What are the unmet needs and treatment gaps for patients with migraine?

What can be done to improve outcomes for patients with migraine? Patients who have a poor response to acute treatment have an increased risk of progression to chronic migraine. The unmet needs of these patients were presented in a satellite symposium at AAN 2021, while treatment gaps in the use of preventive therapy were highlighted in a poster.

Which patients with acute migraine are most likely to develop chronic migraine?

Patients with episodic migraine who have a poor response to acute treatment are more likely to develop chronic migraine, said Dr Kathleen Mullin, Stanford, CT.

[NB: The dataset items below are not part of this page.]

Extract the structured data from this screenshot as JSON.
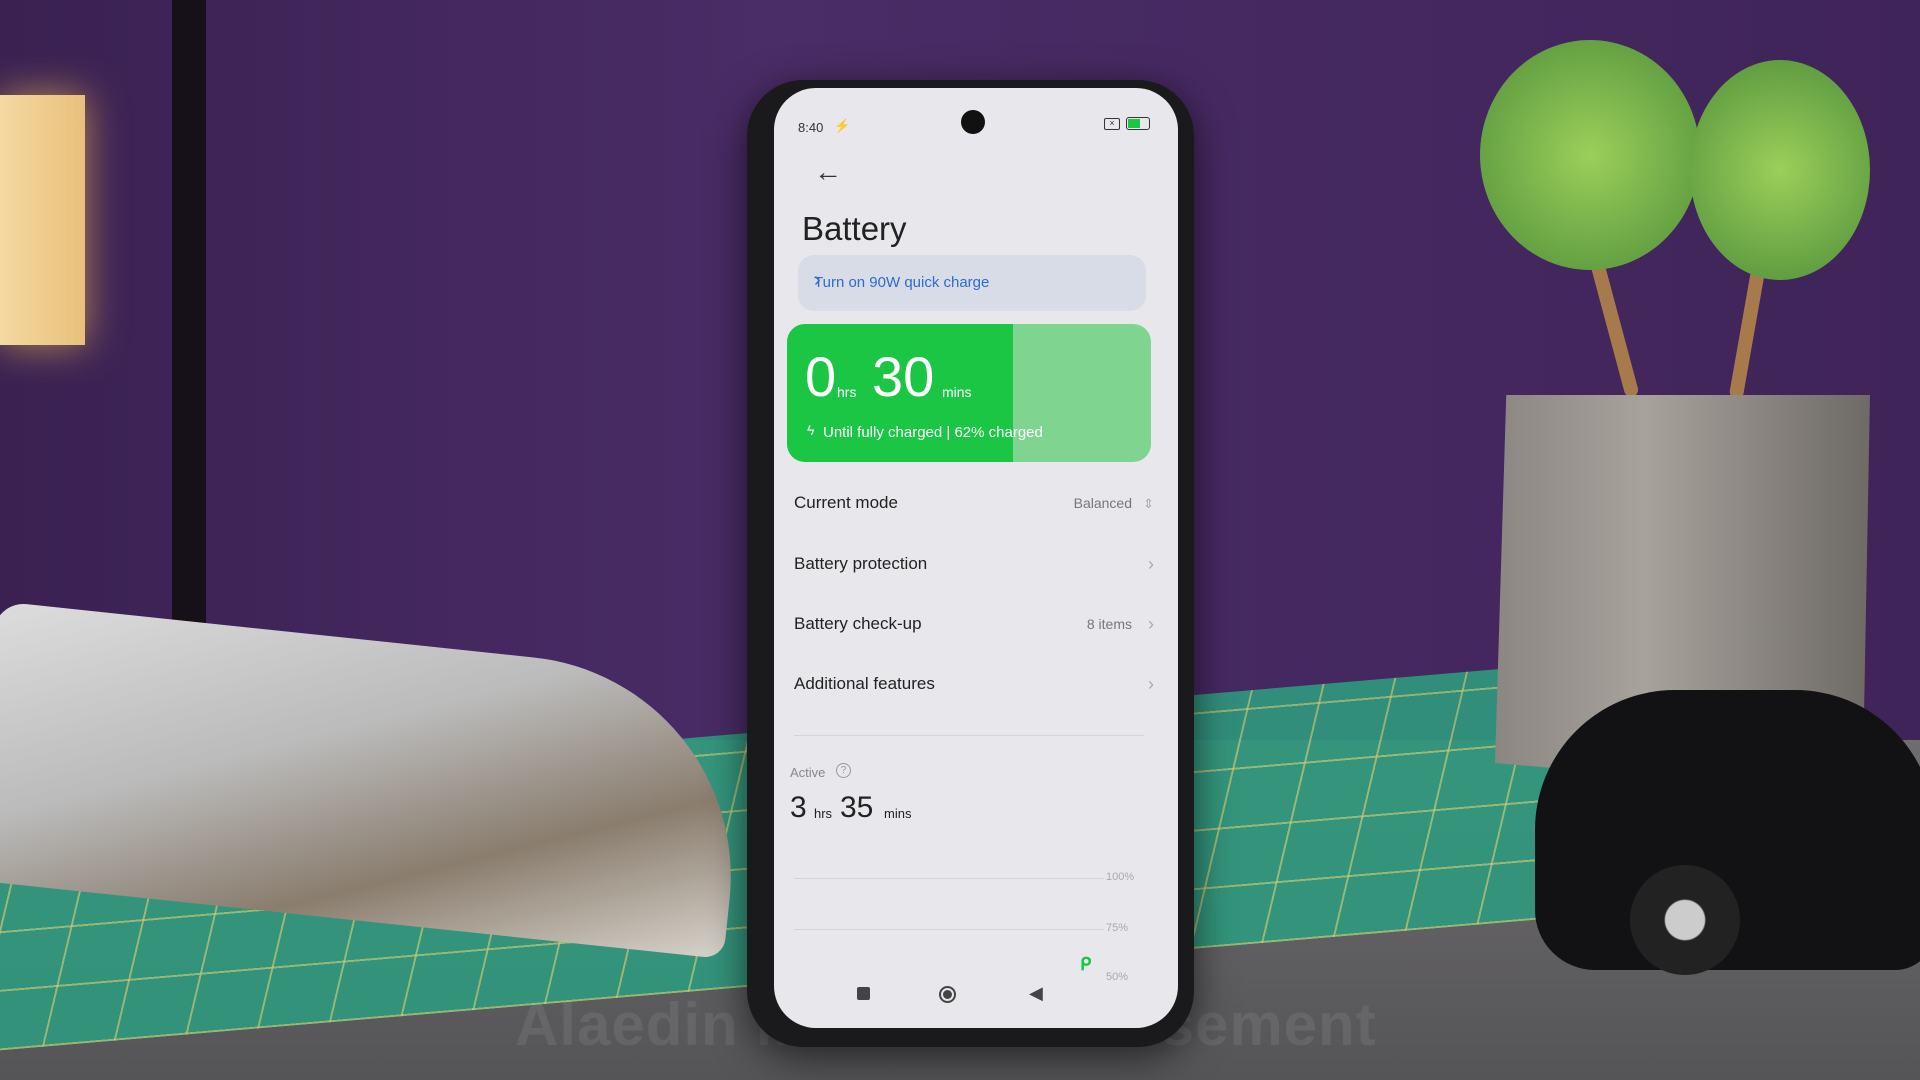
{
  "status_bar": {
    "time": "8:40",
    "battery_level": "62"
  },
  "page": {
    "title": "Battery"
  },
  "banner": {
    "label": "Turn on 90W quick charge"
  },
  "charge_card": {
    "hours": "0",
    "hours_unit": "hrs",
    "minutes": "30",
    "minutes_unit": "mins",
    "subtitle": "Until fully charged | 62% charged",
    "percent": 62,
    "fill_color": "#1cc645",
    "rest_color": "#7fd48f"
  },
  "rows": [
    {
      "label": "Current mode",
      "value": "Balanced"
    },
    {
      "label": "Battery protection",
      "value": ""
    },
    {
      "label": "Battery check-up",
      "value": "8 items"
    },
    {
      "label": "Additional features",
      "value": ""
    }
  ],
  "active": {
    "label": "Active",
    "hours": "3",
    "hours_unit": "hrs",
    "minutes": "35",
    "minutes_unit": "mins"
  },
  "usage_chart": {
    "levels": [
      "100%",
      "75%",
      "50%"
    ]
  },
  "watermark": "Alaedin Media Advertisement"
}
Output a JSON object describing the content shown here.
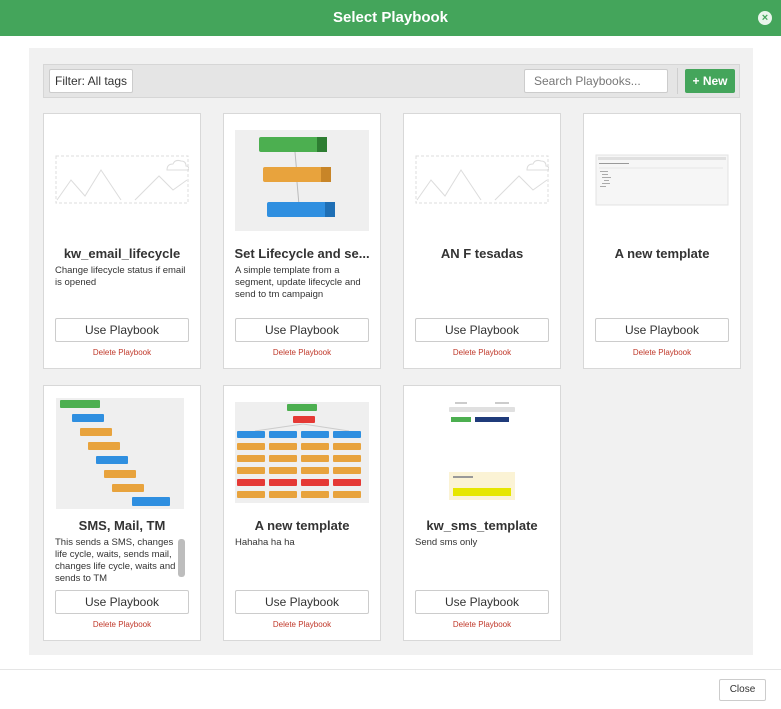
{
  "modal": {
    "title": "Select Playbook",
    "close_icon": "×",
    "footer_close": "Close"
  },
  "toolbar": {
    "filter_label": "Filter: All tags",
    "search_placeholder": "Search Playbooks...",
    "new_label": "+ New"
  },
  "colors": {
    "header": "#44a55b",
    "delete_link": "#c0392b",
    "node_green": "#4caf50",
    "node_orange": "#e8a33d",
    "node_blue": "#2f8fe0",
    "node_red": "#e53935"
  },
  "cards": [
    {
      "title": "kw_email_lifecycle",
      "description": "Change lifecycle status if email is opened",
      "thumbnail": "placeholder-image-icon",
      "use_label": "Use Playbook",
      "delete_label": "Delete Playbook"
    },
    {
      "title": "Set Lifecycle and se...",
      "description": "A simple template from a segment, update lifecycle and send to tm campaign",
      "thumbnail": "flow-diagram",
      "use_label": "Use Playbook",
      "delete_label": "Delete Playbook"
    },
    {
      "title": "AN F tesadas",
      "description": "",
      "thumbnail": "placeholder-image-icon",
      "use_label": "Use Playbook",
      "delete_label": "Delete Playbook"
    },
    {
      "title": "A new template",
      "description": "",
      "thumbnail": "document-preview",
      "use_label": "Use Playbook",
      "delete_label": "Delete Playbook"
    },
    {
      "title": "SMS, Mail, TM",
      "description": "This sends a SMS, changes life cycle, waits, sends mail, changes life cycle, waits and sends to TM",
      "thumbnail": "flow-diagram",
      "use_label": "Use Playbook",
      "delete_label": "Delete Playbook"
    },
    {
      "title": "A new template",
      "description": "Hahaha ha ha",
      "thumbnail": "flow-diagram",
      "use_label": "Use Playbook",
      "delete_label": "Delete Playbook"
    },
    {
      "title": "kw_sms_template",
      "description": "Send sms only",
      "thumbnail": "sms-preview",
      "use_label": "Use Playbook",
      "delete_label": "Delete Playbook"
    }
  ]
}
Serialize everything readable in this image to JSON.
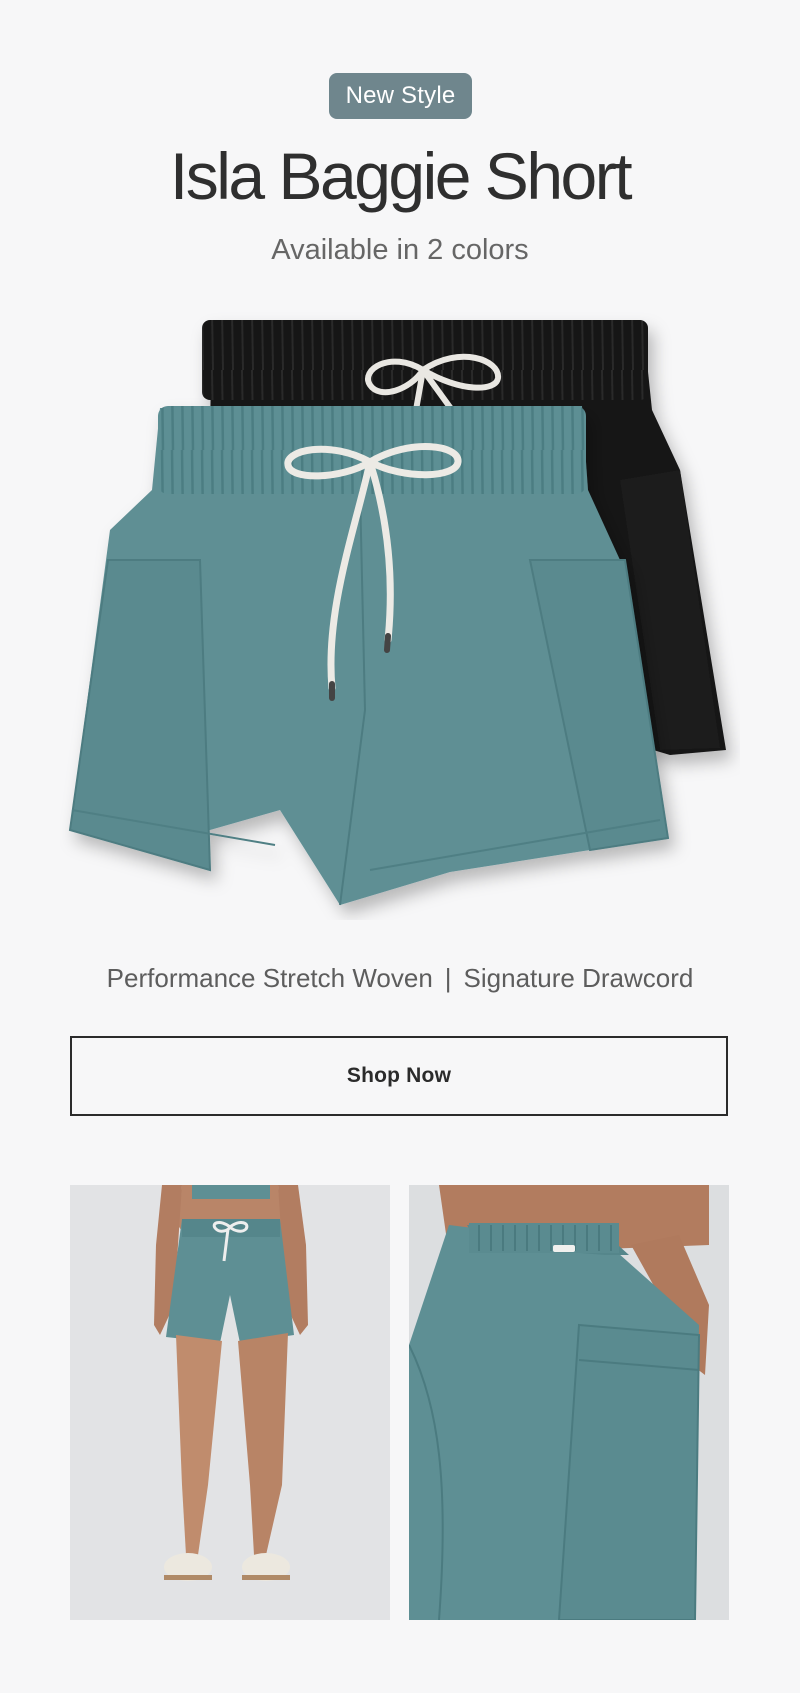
{
  "badge": {
    "label": "New Style"
  },
  "product": {
    "name": "Isla Baggie Short",
    "availability": "Available in 2 colors"
  },
  "features": {
    "left": "Performance Stretch Woven",
    "separator": "|",
    "right": "Signature Drawcord"
  },
  "cta": {
    "label": "Shop Now"
  },
  "colors": {
    "badge_bg": "#6f868d",
    "teal": "#5e8f94",
    "black": "#151515",
    "background": "#f7f7f8"
  },
  "images": {
    "hero": "teal-and-black-shorts-stacked",
    "left": "model-front-view",
    "right": "pocket-detail-view"
  }
}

Patients with a very poor response to acute treatment have a three-fold increased risk of developing chronic migraine over 1 year

The risk of developing chronic migraine over 1 year is three times higher for patients with a “very poor response efficacy” compared to that for patients who experience “maximum treatment efficacy”.1

 

Acute treatment unmet needs

A poor response to traditional acute treatments is associated with unmet needs in the management of acute migraine, explained Dr Mullin, and include:

Medication overuse headache is common and results from overuse of acute therapies

  • Inadequate migraine relief—reported by up to 56% of 8233 eligible respondents in the American Migraine Prevalence and Prevention Study2
  • Adverse events—experienced by 43% of 37,250 patients evaluated in a Cochrane review oral triptans3
  • Recurrence of migraine after initial relief within 24 hours in between 17 and 40% of patients depending on the triptan used4
  • Cardiovascular contraindications to the many vasoconstrictive acute migraine medications—it has been estimated that this impacts approximately 2.6 million people with episodic migraine in the US5
  • Medication overuse headache, which is a common consequence of overuse of many prescription and over-the-counter acute therapies6

 

Preventive treatment gaps

Consider preventive treatment for patients with migraine who have four or more headache days/month

Preventive treatment should be considered for people with migraine who have four or more headache days/month according to the 2019 American Headache Society Position statement on integrating new migraine treatments into clinical practice.7

An evaluation of the actual use of oral preventives by respondents to the web-based survey Chronic Migraine Epidemiology and Outcomes (CaMEO) Study in 2012 and 2013 was presented in a poster by Nahas et al.8

Among the 16,789 respondents in the CaMEO Study, 39% had four or more headache days/month so were potentially eligible for preventive therapy.

80.2% of preventive-eligible respondents had never used preventive therapy

Among these 6579 preventive-eligible respondents:

  • 80.2% had never used a preventive treatment, with 64.7% of these respondents reporting moderate-to-severe headache-related disability
  • <10% were using an oral preventive therapy
  • 50.8% of those who had ever used an oral preventive had discontinued use, and discontinuations were mainly attributed to safety, tolerability, and efficacy concerns8

 

The satellite symposium was sponsored by Biohaven Pharmaceuticals.

The CaMEO study was sponsored by Allergan prior to its acquisition by AbbVie, and the poster was funded by AbbVie.

Our correspondent’s highlights from the symposium are meant as a fair representation of the scientific content presented. The views and opinions expressed on this page do not necessarily reflect those of Lundbeck.

References
  1. Lipton RB, et al. Ineffective acute treatment of episodic migraine is associated with new-onset chronic migraine. Neurology. 2015;84:688–95.
  2. Lipton RB, et al. Predicting inadequate response to acute migraine medication: Results from the American Migraine Prevalence and Prevention (AMPP) Study. Headache 2016;56:1635–48.
  3. Derry CJ, et al. Sumatriptan (oral route of administration) for acute migraine attacks in adults. Cochrane Database of Systematic Reviews. 2012;doi.org/10.1002/14651858.CD008615.pub2.
  4. Geraud G, et al. Migraine headache recurrence: relationship to clinical, pharmacological, and pharmacokinetic properties of triptans. Headache 2003;43:376–88.
  5. Buse DC, et al. Cardiovascular events, conditions, and procedures among people with episodic migraine in the us population: results from the American Migraine Prevalence and Prevention (AMPP) Study. Headache 2017;57:31–44.
  6. Schwedt TJ, et al. Factors associated with acute medication overuse in people with migraine: results from the 2017 migraine in America symptoms and treatment (MAST) study. Headache. 2018;19:38. doi.org/10.1186/s10194-018-0865-z.
  7. American Headache Society Consensus Statement. The American Headache Society Position statement on integrating new migraine treatments into clinical practice. Headache. 2019;59:1–8.
  8. Nahas SJ, et al. Characterizing preventive treatment gaps in migraine: Results from the CaMEO Study. Poster presented at virtual AAN, 17–22 April 2021, abstract no 1514 in Neurology. 2021;96(15 Supplement).